On the flip side, defense attorneys are increasingly relying on genetics to explain away a person’s crimes.
“There’s a lot of scapegoating with horrendous sexual crimes or mass shootings,” Berryessa said. “When people look for explanations, genetics is one of the first places they look.”
Predictive policing has allowed law enforcement to use a data-driven approach to resource allocation. The big question is how DNA database may be used in the future.
Juries aren’t the only ones whose opinions lean in the direction in which the DNA points. A 2012 study from the University of Utah shows that judges are also susceptible. When presented with evidence that the actions of a defendant diagnosed with psychopathy were rooted in a “biomechanical cause,” judges were less likely to find the person culpable.
“Content analysis of judges’ reasoning indicated that even though the majority of judges listed aggravating factors,” such as a defendant’s lack of remorse or criminal history, “the biomechanical evidence increased the proportion of judges listing mitigating factors,” like lacking control or being mentally ill, according to the authors. When shown genetic reasoning, the proportion of judges who softened their stance rose from about 30 percent to 48 percent.
In the past 10 years, attorneys have become more prone to bringing DNA and genetics evidence before judges, Berryessa said. I asked her if research suggests the existence of a threshold of accuracy beyond which a judge is more likely to admit genetics into the courtroom.
“It doesn’t really work that way,” she told me. “If an expert comes into the courtroom with a degree from Harvard or Yale or Stanford, research has shown that juries will take that testimony at face value. It’s really the judge’s job to know how to value that information.”
“We are building the blocks toward that Minority Report, Gattaca, science-fiction aspect,” she said. “The kind of genetic information that criminal justices use when deciding risk among the people who come into their courtrooms is one of those pieces.”
Studies of twins whose siblings have committed crimes haven’t supported the hypothesis that certain people are genetically predisposed to criminal behavior. However, the march to integrate genetics with predictive and preventative approaches to law enforcement is gaining momentum. How will it change our systems of health care and criminal justice?
The labeling affects the individual identity.

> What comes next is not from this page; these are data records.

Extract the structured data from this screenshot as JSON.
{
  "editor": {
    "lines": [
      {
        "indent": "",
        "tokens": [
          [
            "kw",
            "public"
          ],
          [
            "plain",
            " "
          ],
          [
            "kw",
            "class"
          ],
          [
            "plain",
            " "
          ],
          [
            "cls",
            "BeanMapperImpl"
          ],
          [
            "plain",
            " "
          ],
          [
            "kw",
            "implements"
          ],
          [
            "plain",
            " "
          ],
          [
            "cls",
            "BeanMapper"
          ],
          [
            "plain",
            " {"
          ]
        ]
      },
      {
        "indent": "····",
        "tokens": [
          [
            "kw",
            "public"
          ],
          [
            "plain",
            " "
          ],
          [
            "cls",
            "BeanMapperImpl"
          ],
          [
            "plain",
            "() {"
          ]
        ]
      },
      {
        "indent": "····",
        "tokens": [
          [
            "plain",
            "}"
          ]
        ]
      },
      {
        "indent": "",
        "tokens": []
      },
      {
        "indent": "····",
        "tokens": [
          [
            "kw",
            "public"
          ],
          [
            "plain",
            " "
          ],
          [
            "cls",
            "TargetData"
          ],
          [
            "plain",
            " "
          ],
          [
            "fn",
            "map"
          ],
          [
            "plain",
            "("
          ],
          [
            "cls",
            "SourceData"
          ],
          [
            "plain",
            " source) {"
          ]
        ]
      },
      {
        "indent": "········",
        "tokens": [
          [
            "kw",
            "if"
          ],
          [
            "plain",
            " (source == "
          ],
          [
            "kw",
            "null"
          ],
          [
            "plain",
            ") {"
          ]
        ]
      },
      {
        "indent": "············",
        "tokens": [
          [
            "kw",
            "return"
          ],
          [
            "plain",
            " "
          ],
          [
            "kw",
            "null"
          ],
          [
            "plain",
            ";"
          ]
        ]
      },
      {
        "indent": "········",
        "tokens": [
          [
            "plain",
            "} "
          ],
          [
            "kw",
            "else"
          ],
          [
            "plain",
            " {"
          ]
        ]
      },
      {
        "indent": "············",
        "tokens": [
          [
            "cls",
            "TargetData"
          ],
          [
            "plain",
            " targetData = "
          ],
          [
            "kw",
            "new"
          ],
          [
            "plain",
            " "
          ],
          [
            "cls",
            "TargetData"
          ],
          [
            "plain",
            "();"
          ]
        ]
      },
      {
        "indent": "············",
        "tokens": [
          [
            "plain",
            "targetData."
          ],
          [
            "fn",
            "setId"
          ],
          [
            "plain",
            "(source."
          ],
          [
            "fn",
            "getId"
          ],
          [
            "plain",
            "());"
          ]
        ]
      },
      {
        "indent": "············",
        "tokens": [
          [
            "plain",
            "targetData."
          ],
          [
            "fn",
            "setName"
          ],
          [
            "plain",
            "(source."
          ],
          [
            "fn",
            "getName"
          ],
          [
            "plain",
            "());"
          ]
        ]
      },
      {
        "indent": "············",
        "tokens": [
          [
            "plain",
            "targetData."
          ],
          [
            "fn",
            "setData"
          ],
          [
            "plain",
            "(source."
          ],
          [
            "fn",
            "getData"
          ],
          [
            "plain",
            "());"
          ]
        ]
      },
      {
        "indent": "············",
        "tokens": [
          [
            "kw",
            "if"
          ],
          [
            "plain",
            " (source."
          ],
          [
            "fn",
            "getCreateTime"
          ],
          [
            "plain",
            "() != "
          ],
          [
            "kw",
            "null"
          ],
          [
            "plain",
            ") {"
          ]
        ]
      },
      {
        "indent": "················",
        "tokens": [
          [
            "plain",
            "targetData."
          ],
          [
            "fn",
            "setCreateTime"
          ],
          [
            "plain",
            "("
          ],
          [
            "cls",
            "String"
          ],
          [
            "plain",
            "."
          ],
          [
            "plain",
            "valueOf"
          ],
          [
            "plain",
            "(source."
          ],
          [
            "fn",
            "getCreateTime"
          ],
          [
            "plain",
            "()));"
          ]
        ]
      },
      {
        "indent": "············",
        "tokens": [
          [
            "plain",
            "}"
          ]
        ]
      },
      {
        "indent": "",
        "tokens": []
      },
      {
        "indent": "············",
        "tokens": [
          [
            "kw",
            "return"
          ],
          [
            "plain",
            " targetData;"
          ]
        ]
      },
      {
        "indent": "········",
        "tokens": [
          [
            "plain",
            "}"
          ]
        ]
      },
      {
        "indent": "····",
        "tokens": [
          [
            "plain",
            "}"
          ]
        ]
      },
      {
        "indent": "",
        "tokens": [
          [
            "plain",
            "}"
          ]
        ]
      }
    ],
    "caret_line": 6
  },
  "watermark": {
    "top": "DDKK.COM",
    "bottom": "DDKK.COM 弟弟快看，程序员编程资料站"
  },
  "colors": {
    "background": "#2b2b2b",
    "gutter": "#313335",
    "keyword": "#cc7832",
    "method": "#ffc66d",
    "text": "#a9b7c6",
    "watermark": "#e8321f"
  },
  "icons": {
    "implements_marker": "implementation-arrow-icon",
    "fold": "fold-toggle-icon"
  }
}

A person could be completely changed by finding out that he is genetically a problem and therefore may choose to live differently.

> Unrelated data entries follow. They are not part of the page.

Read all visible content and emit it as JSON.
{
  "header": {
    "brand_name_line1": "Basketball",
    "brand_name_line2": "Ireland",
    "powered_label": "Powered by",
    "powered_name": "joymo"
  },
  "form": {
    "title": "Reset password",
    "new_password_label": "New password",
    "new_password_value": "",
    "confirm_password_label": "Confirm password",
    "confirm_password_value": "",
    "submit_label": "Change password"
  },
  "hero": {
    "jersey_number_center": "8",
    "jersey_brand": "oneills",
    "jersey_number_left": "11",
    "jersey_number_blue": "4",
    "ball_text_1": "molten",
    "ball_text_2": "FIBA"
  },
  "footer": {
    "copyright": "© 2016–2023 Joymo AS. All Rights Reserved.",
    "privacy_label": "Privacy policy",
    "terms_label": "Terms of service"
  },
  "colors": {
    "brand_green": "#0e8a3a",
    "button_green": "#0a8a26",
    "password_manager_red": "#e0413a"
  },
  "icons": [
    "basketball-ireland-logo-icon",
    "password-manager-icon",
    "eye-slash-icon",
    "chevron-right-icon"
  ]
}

Given the acceleration of genomic science, it’s worth wondering how our growing comfort with genetic information will affect how we treat each other. Will we use the data to nudge people toward medicine or help them into a pair of handcuffs?

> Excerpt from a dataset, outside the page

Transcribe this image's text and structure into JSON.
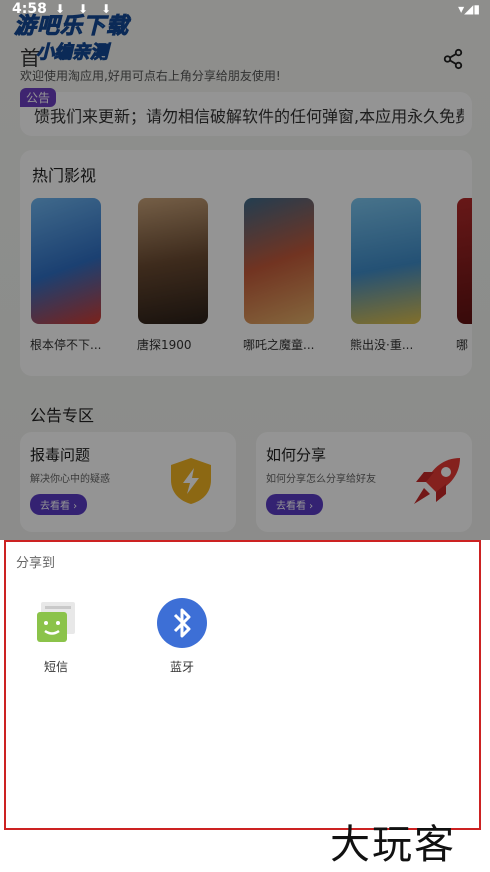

DNA databases and genetic evidence are reactionary, not predictive. But the raw materials for building a pre-crime future are in place.
Genetic analysis could, for example, be combined with clinical risk assessments of mentally ill people to help police focus surveillance efforts. That’s a kind of pre-crime tactic—one fraught with philosophical quandaries.
Research shows that people who find out that they are predicted to fail will, more often than not, fail. Would knowing that you are at, say, a 60 percent risk of committing a felony change how you view yourself? Absolutely, Berryessa said.
“The labeling affects the individual identity,” she said. “A person could be completely changed by finding out that he is genetically a problem and therefore may choose to live differently.”
The push into genetics-based crime-fighting begs the question of whether science will one day uncover and pinpoint some kind of criminal gene or violence allele. Berryessa is certain that such a Holy Grail doesn’t exist.
“The idea that a person has a bad gene, that’s really far off,” Berryessa said. “There’s not one thing that we can point to” to fully account for a person’s behaviors and decisions. “It’s much more complicated.”